Last December, a broad coalition of opposition lawmakers presented a bill to declare Kuczynski’s “permanent moral incapacity” due to his failure to disclose payments by Brazilian construction giant Odebrecht to a company he owned.
A vote will be held in the full Congress on the latest impeachment resolution, which would then have to be debated and voted on at another session.
To remove the president from office, 87 of the 130 members of Congress must vote in favor of the motion against Kuczynski, who would be succeeded by First Vice President Martin Vizcarra, who is currently Peru’s ambassador to Canada.
Popular Party lawmakers voted unanimously to approve the motion, opening the way for debate on Kuczynski’s removal from office, said Villanueva, a member of the Alliance for Progress.
As of Wednesday, Villanueva had gathered 24 of the 26 signatures needed to move the motion forward.
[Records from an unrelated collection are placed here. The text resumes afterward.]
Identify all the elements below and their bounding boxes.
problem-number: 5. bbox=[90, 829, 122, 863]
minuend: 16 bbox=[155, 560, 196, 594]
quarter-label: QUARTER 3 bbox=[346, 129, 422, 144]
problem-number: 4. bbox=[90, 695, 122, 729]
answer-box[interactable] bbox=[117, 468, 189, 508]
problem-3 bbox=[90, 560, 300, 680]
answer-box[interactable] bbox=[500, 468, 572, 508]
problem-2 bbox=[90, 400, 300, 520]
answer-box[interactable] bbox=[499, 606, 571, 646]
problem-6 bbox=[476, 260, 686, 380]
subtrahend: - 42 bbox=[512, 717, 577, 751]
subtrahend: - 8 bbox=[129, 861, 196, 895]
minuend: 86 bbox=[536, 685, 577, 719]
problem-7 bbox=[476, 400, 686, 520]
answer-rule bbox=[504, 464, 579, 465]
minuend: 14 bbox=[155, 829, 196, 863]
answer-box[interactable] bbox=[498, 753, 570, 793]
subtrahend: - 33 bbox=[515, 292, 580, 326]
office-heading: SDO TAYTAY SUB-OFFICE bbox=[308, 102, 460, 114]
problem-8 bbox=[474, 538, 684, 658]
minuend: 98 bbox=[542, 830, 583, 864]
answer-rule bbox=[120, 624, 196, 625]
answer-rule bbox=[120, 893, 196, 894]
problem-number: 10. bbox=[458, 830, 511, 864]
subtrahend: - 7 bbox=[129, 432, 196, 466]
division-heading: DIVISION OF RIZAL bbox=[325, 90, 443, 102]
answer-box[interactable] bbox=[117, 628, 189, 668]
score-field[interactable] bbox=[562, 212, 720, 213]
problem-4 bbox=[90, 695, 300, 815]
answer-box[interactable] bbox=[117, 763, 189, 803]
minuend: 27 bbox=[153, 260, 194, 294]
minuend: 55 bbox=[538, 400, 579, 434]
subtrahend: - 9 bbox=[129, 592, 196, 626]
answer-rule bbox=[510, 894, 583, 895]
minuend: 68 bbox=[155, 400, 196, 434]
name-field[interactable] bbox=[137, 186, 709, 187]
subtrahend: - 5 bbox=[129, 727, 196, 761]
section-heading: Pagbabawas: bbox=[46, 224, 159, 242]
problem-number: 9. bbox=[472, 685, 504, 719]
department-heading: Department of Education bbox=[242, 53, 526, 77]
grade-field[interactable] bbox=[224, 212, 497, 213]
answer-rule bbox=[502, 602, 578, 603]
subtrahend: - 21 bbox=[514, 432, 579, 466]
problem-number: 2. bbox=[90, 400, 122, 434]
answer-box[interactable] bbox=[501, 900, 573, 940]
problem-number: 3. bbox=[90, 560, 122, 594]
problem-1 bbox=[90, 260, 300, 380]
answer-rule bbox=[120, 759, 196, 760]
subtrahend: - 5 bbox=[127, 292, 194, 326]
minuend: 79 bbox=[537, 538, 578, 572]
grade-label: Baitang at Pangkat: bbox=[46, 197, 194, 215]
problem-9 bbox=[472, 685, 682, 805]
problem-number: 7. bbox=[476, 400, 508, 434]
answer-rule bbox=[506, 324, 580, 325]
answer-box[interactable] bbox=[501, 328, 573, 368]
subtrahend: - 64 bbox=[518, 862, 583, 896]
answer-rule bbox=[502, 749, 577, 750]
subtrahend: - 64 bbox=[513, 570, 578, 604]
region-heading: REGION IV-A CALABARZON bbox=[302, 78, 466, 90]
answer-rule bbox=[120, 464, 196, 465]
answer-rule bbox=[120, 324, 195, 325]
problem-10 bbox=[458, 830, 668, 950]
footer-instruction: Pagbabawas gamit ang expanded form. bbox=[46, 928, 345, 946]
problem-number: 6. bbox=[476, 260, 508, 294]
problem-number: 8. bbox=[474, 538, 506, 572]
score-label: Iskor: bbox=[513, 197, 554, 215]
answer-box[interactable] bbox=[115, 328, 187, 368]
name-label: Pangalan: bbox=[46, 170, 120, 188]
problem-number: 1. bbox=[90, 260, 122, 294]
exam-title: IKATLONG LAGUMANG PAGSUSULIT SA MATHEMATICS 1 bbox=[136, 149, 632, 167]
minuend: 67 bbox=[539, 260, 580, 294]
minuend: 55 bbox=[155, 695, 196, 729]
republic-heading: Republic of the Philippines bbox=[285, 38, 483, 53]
The Popular Party, which is led by Keiko Fujimori, daughter of disgraced former President Alberto Fujimori, decided early Thursday to back the motion.
Kuczynski said on Wednesday that he would not resign, arguing there was no reason to do so.
On Dec. 14, Kuczynski delivered an address to the nation in which he denied any wrongdoing and vowed to fight legislative efforts to force him out of office.
In a letter published on Dec. 16 by Peruvian daily La Republica, Odebrecht said the more than decade-old payments it made to Kuczynski’s company when he was a Cabinet minister were within the bounds of the law.
Odebrecht revealed it paid more than $782,000 to Westfield Capital for consulting services between 2004-2007, a period in which Kuczynski served as then-President Alejandro Toledo’s prime minister and economy minister.
Kuczynski has acknowledged being the owner of Westfield but said his friend and business partner, Chilean businessman Gerardo Sepulveda, was managing the company’s contracts at the time.
The president has also admitted that after his time as a Cabinet minister he worked for another company – Sepulveda-owned First Capital – as a consultant on an Odebrecht project.